Esta advertencia conecta directamente con la prohibición de reproducir sin más los motivos de apelación: la casación no opera como un mecanismo para renovar el mismo debate, sino como un cauce extraordinario sujeto a límites estrictos.
La función casacional cuando ya ha existido revisión en apelación
La STS 910/2025, de 4 de noviembre, desarrolla de forma amplia el alcance del control que corresponde al Tribunal Supremo cuando el recurso de casación se interpone contra una sentencia del Tribunal Superior de Justicia.

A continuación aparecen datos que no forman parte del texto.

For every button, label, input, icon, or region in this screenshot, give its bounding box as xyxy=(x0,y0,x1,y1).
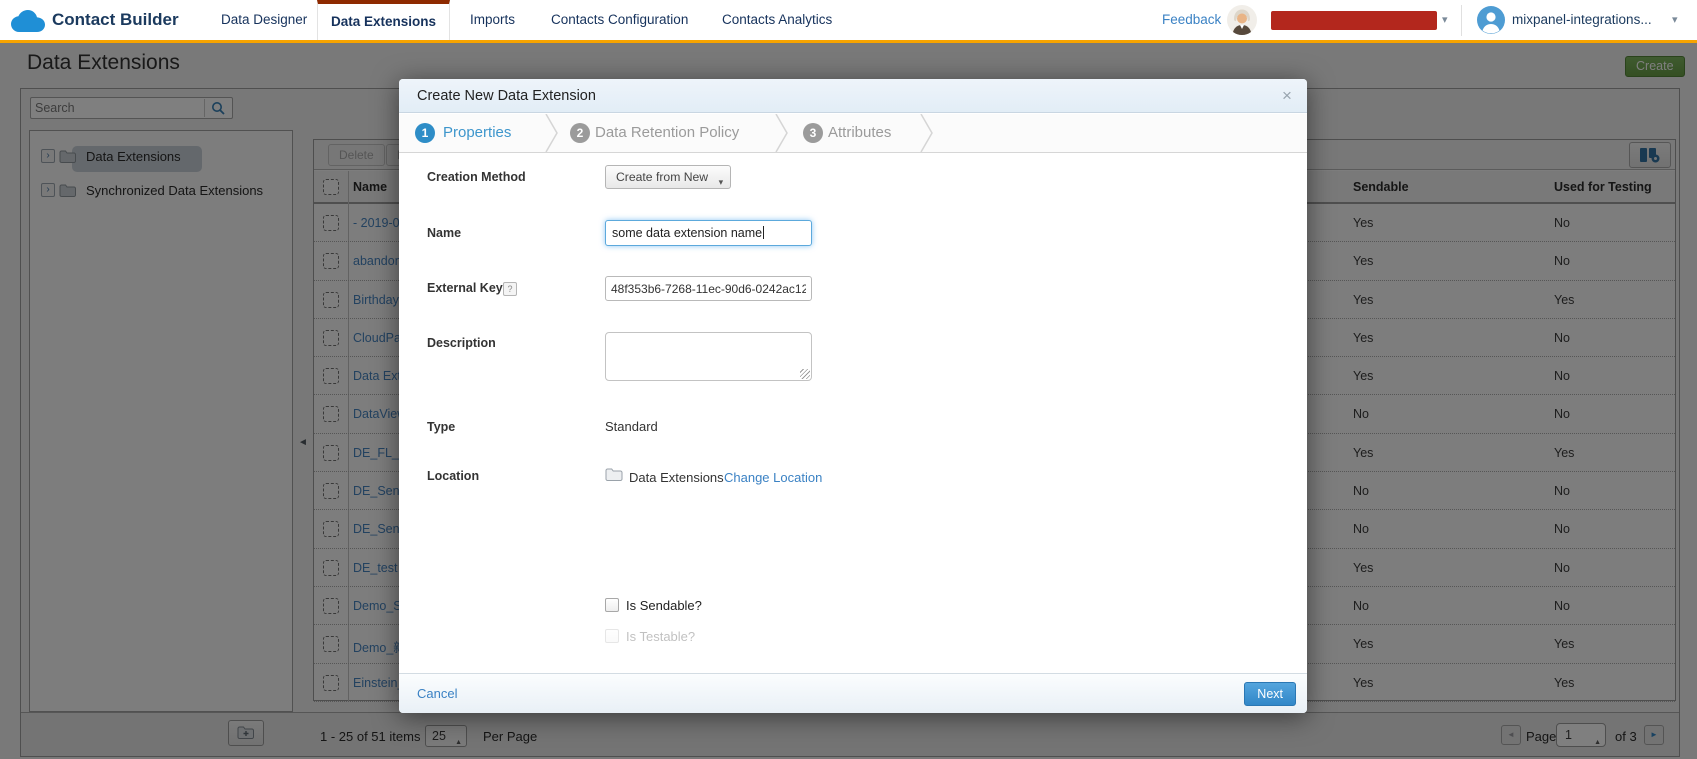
folder-icon xyxy=(605,468,623,487)
nav-item-imports[interactable]: Imports xyxy=(470,0,515,40)
screen: Contact Builder Data Designer Data Exten… xyxy=(0,0,1697,759)
is-sendable-label[interactable]: Is Sendable? xyxy=(626,598,702,613)
cloud-logo-icon xyxy=(10,9,46,38)
feedback-link[interactable]: Feedback xyxy=(1162,0,1221,40)
modal-footer: Cancel Next xyxy=(399,673,1307,713)
user-avatar-icon[interactable] xyxy=(1477,6,1505,39)
nav-item-contacts-configuration[interactable]: Contacts Configuration xyxy=(551,0,688,40)
text-cursor xyxy=(763,226,764,239)
step-3-badge: 3 xyxy=(803,123,823,143)
caret-down-icon[interactable]: ▾ xyxy=(1442,0,1448,40)
einstein-avatar[interactable] xyxy=(1227,5,1257,40)
step-chevron-icon xyxy=(920,114,934,157)
change-location-link[interactable]: Change Location xyxy=(724,470,822,485)
external-key-input[interactable] xyxy=(605,276,812,301)
modal-body: Creation Method Create from New ▾ Name s… xyxy=(399,154,1307,673)
name-value: some data extension name xyxy=(612,226,762,240)
description-label: Description xyxy=(427,336,496,350)
step-chevron-icon xyxy=(545,114,559,157)
name-label: Name xyxy=(427,226,461,240)
navbar-divider xyxy=(1461,5,1462,36)
location-value: Data Extensions xyxy=(629,470,724,485)
next-button[interactable]: Next xyxy=(1244,682,1296,706)
description-field xyxy=(605,332,812,381)
external-key-label: External Key xyxy=(427,281,503,295)
step-data-retention-policy[interactable]: Data Retention Policy xyxy=(595,114,739,152)
step-1-badge: 1 xyxy=(415,123,435,143)
is-sendable-checkbox[interactable] xyxy=(605,598,619,612)
wizard-steps: 1 Properties 2 Data Retention Policy 3 A… xyxy=(399,114,1307,153)
account-caret-down-icon[interactable]: ▾ xyxy=(1672,0,1678,40)
top-navbar: Contact Builder Data Designer Data Exten… xyxy=(0,0,1697,43)
account-menu[interactable]: mixpanel-integrations... xyxy=(1512,0,1652,40)
is-testable-label: Is Testable? xyxy=(626,629,695,644)
nav-item-contacts-analytics[interactable]: Contacts Analytics xyxy=(722,0,832,40)
page-content: Data Extensions Create › Data Extensions… xyxy=(0,43,1697,759)
close-icon[interactable]: × xyxy=(1277,86,1297,106)
step-attributes[interactable]: Attributes xyxy=(828,114,891,152)
modal-title: Create New Data Extension xyxy=(417,79,596,113)
redacted-badge xyxy=(1271,11,1437,30)
nav-item-data-extensions[interactable]: Data Extensions xyxy=(317,0,450,40)
name-input[interactable]: some data extension name xyxy=(605,220,812,246)
caret-down-icon: ▾ xyxy=(719,171,724,193)
help-icon[interactable]: ? xyxy=(503,282,517,296)
cancel-link[interactable]: Cancel xyxy=(417,674,457,714)
creation-method-value: Create from New xyxy=(616,170,708,184)
modal-header: Create New Data Extension × xyxy=(399,79,1307,113)
location-label: Location xyxy=(427,469,479,483)
step-properties[interactable]: Properties xyxy=(443,114,511,152)
resize-grip-icon[interactable] xyxy=(800,369,810,379)
app-title: Contact Builder xyxy=(52,0,179,40)
is-testable-checkbox xyxy=(605,629,619,643)
step-2-badge: 2 xyxy=(570,123,590,143)
type-value: Standard xyxy=(605,419,658,434)
creation-method-label: Creation Method xyxy=(427,170,526,184)
description-textarea[interactable] xyxy=(605,332,812,381)
step-chevron-icon xyxy=(775,114,789,157)
nav-item-data-designer[interactable]: Data Designer xyxy=(221,0,307,40)
create-data-extension-modal: Create New Data Extension × 1 Properties… xyxy=(399,79,1307,713)
creation-method-dropdown[interactable]: Create from New ▾ xyxy=(605,165,731,189)
type-label: Type xyxy=(427,420,455,434)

La resolución recuerda que la valoración de la prueba realizada por la Audiencia Provincial ya fue revisada por el tribunal de apelación, dando cumplimiento al derecho reconocido en el artículo 14.5 del Pacto Internacional de Derechos Civiles y Políticos.
Sobre esta base, la sentencia explica que la función del Tribunal Supremo se concreta en verificar:
«si la respuesta que ha dado el Tribunal de apelación ha sido racional y ha respetado la doctrina del Tribunal Constitucional y de esta Sala Segunda sobre el alcance de la revisión, sobre la motivación y sobre la licitud, la regularidad y la suficiencia de las pruebas».
Es decir, el control casacional no consiste en volver a valorar la prueba ni en sustituir la apreciación del tribunal sentenciador. De hecho, la propia resolución recuerda expresamente que la casación puede entenderse como una “tercera instancia debilitada”, pero sin facultades para llevar a cabo una nueva valoración de pruebas personales:
«Esta “tercera instancia debilitada” no habilita a revisar la credibilidad de los testimonios prestados en el juicio oral ante el Tribunal de instancia, [...] únicamente a constatar que sí se dispuso de prueba de cargo suficiente, legal y constitucionalmente obtenida y practicada y si los argumentos del Tribunal de apelación han sido lógicos y racionales».
La sentencia insiste, además, en que el control casacional se orienta a:
constatar la existencia de actividad probatoria realizada con inmediación y contradicción;
comprobar que dicha prueba tenía carácter de cargo;
y revisar la estructura racional del juicio sobre la prueba, siempre excluyendo los aspectos dependientes de la inmediación.
El Tribunal Supremo solo corrige razonamientos absolutamente inconsistentes, arbitrarios o manifiestamente erróneos, pero no sustituye la valoración del tribunal de instancia ni revisa críticamente el conjunto de la prueba practicada.
La función propia de la Sala Segunda: control jurídico y unificación
En este mismo sentido, otra resolución reciente (sentencia núm. 752/2025, de 22 de septiembre) recuerda que la casación penal no es una tercera instancia en materia de valoración de la prueba, especialmente tras la generalización de la doble instancia y los plenos efectos devolutivos de la apelación.
La Sala precisa:
«La casación penal no es una tercera instancia a efectos de valoración de la prueba [...]; la función del Tribunal de casación no es controlar el mayor o menor acierto del tribunal de enjuiciamiento, porque la casación es un recurso extraordinario que tiene una misión esencial, cual es la de unificar los criterios de interpretación sustantivos y procesales».
Esta afirmación encaja plenamente con la advertencia reiterada en las resoluciones anteriores: la casación no revisa de nuevo lo ya revisado, y su objeto no es reabrir debates fácticos, sino verificar la corrección jurídica de la sentencia de apelación.
Conclusión
Reproducir en casación el contenido del recurso de apelación constituye un error técnico que desconoce el objeto propio del recurso extraordinario. La casación debe construirse directamente frente a la sentencia dictada en apelación y a los argumentos en ella empleados, pues solo así puede cumplirse su función: controlar la racionalidad, la motivación y la corrección jurídica de la resolución de segundo grado, en los términos fijados por el Tribunal Supremo.